Article publié dans le n°1200 (16 sept. 2018) de la Nouvelle Quinzaine Littéraire

Exercer ce métier – « impossible » selon Freud – de psychanalyste, c’est tendre son oreille et ses perceptions vers la présence de l’inconscient, vers les ressorts de la créativité, vers les modalités – étranges parfois – de la survie psychique. Supposons que cette orientation de l’attention infiltre tout le rapport au monde, aux autres, à l’art et à la littérature, au politique… Nos lecteurs discerneraient et partageraient peut-être, dans cette page à paraître un numéro sur deux, ce cheminement particulier.
Andrea Marcolongo
La Langue géniale. 9 bonnes raisons d’aimer le grec

Mallarmé et sa difficulté. Son hermétisme et sa force d’attraction.

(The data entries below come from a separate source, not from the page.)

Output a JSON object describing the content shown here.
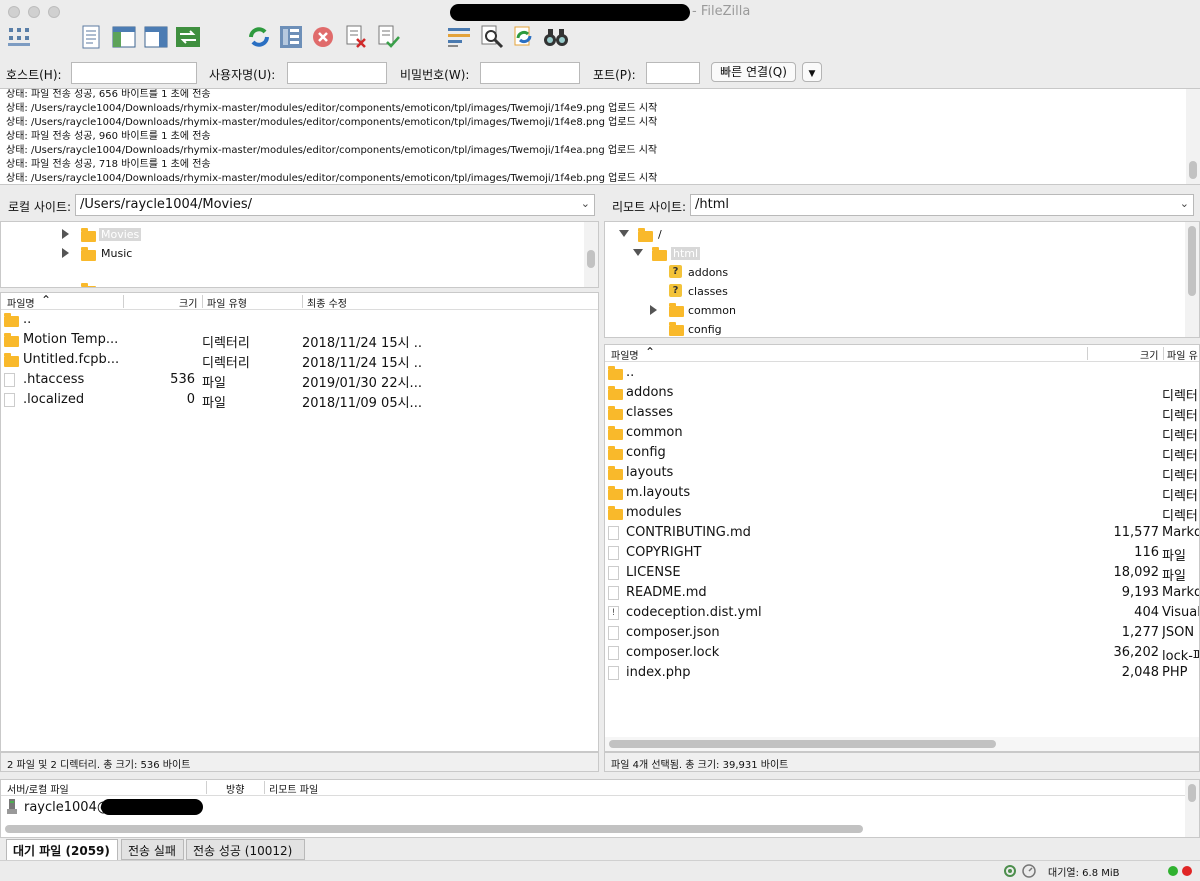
{
  "window": {
    "title_suffix": "- FileZilla"
  },
  "toolbar": {
    "icons": [
      "site-manager-icon",
      "toggle-log-icon",
      "toggle-local-tree-icon",
      "toggle-remote-tree-icon",
      "transfer-queue-icon",
      "refresh-icon",
      "process-queue-icon",
      "cancel-icon",
      "disconnect-icon",
      "reconnect-icon",
      "directory-filter-icon",
      "search-icon",
      "synchronized-browsing-icon",
      "compare-icon"
    ]
  },
  "quickconnect": {
    "host_label": "호스트(H):",
    "user_label": "사용자명(U):",
    "pass_label": "비밀번호(W):",
    "port_label": "포트(P):",
    "connect_label": "빠른 연결(Q)",
    "host_value": "",
    "user_value": "",
    "pass_value": "",
    "port_value": ""
  },
  "log": {
    "lines": [
      "상태:  파일 전송 성공, 656 바이트를 1 초에 전송",
      "상태:  /Users/raycle1004/Downloads/rhymix-master/modules/editor/components/emoticon/tpl/images/Twemoji/1f4e9.png 업로드 시작",
      "상태:  /Users/raycle1004/Downloads/rhymix-master/modules/editor/components/emoticon/tpl/images/Twemoji/1f4e8.png 업로드 시작",
      "상태:  파일 전송 성공, 960 바이트를 1 초에 전송",
      "상태:  /Users/raycle1004/Downloads/rhymix-master/modules/editor/components/emoticon/tpl/images/Twemoji/1f4ea.png 업로드 시작",
      "상태:  파일 전송 성공, 718 바이트를 1 초에 전송",
      "상태:  /Users/raycle1004/Downloads/rhymix-master/modules/editor/components/emoticon/tpl/images/Twemoji/1f4eb.png 업로드 시작"
    ]
  },
  "local": {
    "site_label": "로컬 사이트:",
    "path": "/Users/raycle1004/Movies/",
    "tree": [
      {
        "label": "Movies",
        "selected": true
      },
      {
        "label": "Music",
        "selected": false
      }
    ],
    "headers": {
      "name": "파일명",
      "size": "크기",
      "type": "파일 유형",
      "modified": "최종 수정"
    },
    "files": [
      {
        "name": "..",
        "size": "",
        "type": "",
        "modified": "",
        "kind": "folder"
      },
      {
        "name": "Motion Temp...",
        "size": "",
        "type": "디렉터리",
        "modified": "2018/11/24 15시 ...",
        "kind": "folder"
      },
      {
        "name": "Untitled.fcpb...",
        "size": "",
        "type": "디렉터리",
        "modified": "2018/11/24 15시 ...",
        "kind": "folder"
      },
      {
        "name": ".htaccess",
        "size": "536",
        "type": "파일",
        "modified": "2019/01/30 22시...",
        "kind": "file"
      },
      {
        "name": ".localized",
        "size": "0",
        "type": "파일",
        "modified": "2018/11/09 05시...",
        "kind": "file"
      }
    ],
    "status": "2 파일 및 2 디렉터리. 총 크기: 536 바이트"
  },
  "remote": {
    "site_label": "리모트 사이트:",
    "path": "/html",
    "tree": [
      {
        "label": "/",
        "kind": "folder"
      },
      {
        "label": "html",
        "kind": "folder"
      },
      {
        "label": "addons",
        "kind": "unknown"
      },
      {
        "label": "classes",
        "kind": "unknown"
      },
      {
        "label": "common",
        "kind": "folder"
      },
      {
        "label": "config",
        "kind": "folder"
      }
    ],
    "headers": {
      "name": "파일명",
      "size": "크기",
      "type": "파일 유"
    },
    "files": [
      {
        "name": "..",
        "size": "",
        "type": "",
        "kind": "folder"
      },
      {
        "name": "addons",
        "size": "",
        "type": "디렉터i",
        "kind": "folder"
      },
      {
        "name": "classes",
        "size": "",
        "type": "디렉터i",
        "kind": "folder"
      },
      {
        "name": "common",
        "size": "",
        "type": "디렉터i",
        "kind": "folder"
      },
      {
        "name": "config",
        "size": "",
        "type": "디렉터i",
        "kind": "folder"
      },
      {
        "name": "layouts",
        "size": "",
        "type": "디렉터i",
        "kind": "folder"
      },
      {
        "name": "m.layouts",
        "size": "",
        "type": "디렉터i",
        "kind": "folder"
      },
      {
        "name": "modules",
        "size": "",
        "type": "디렉터i",
        "kind": "folder"
      },
      {
        "name": "CONTRIBUTING.md",
        "size": "11,577",
        "type": "Markd",
        "kind": "file"
      },
      {
        "name": "COPYRIGHT",
        "size": "116",
        "type": "파일",
        "kind": "file"
      },
      {
        "name": "LICENSE",
        "size": "18,092",
        "type": "파일",
        "kind": "file"
      },
      {
        "name": "README.md",
        "size": "9,193",
        "type": "Markd",
        "kind": "file"
      },
      {
        "name": "codeception.dist.yml",
        "size": "404",
        "type": "Visual",
        "kind": "yml"
      },
      {
        "name": "composer.json",
        "size": "1,277",
        "type": "JSON",
        "kind": "file"
      },
      {
        "name": "composer.lock",
        "size": "36,202",
        "type": "lock-파",
        "kind": "file"
      },
      {
        "name": "index.php",
        "size": "2,048",
        "type": "PHP",
        "kind": "file"
      }
    ],
    "status": "파일 4개 선택됨. 총 크기: 39,931 바이트"
  },
  "queue": {
    "headers": {
      "server": "서버/로컬 파일",
      "direction": "방향",
      "remote": "리모트 파일"
    },
    "server_entry": "raycle1004@"
  },
  "tabs": [
    {
      "label": "대기 파일 (2059)",
      "active": true
    },
    {
      "label": "전송 실패",
      "active": false
    },
    {
      "label": "전송 성공 (10012)",
      "active": false
    }
  ],
  "statusbar": {
    "queue_label": "대기열: 6.8 MiB"
  }
}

Octave Mannoni, fin flâneur, avait une lecture suggestive de l’effet de ses vers sur le lecteur. Le poète, disait Mannoni, parle dans une langue parfois obscure, difficile à comprendre. Et, pourtant, nous ne sommes pas déroutés, exclus d’un monde clos d’un impossible accès. Au contraire, la sonorité des vers nous atteint immédiatement, et nous sommes captivés par un fleuve sensoriel qui semble s’adresser à nous. Cette langue de difficile accès et dont nous sommes les destinataires viendrait irriguer les sillons tracés pa...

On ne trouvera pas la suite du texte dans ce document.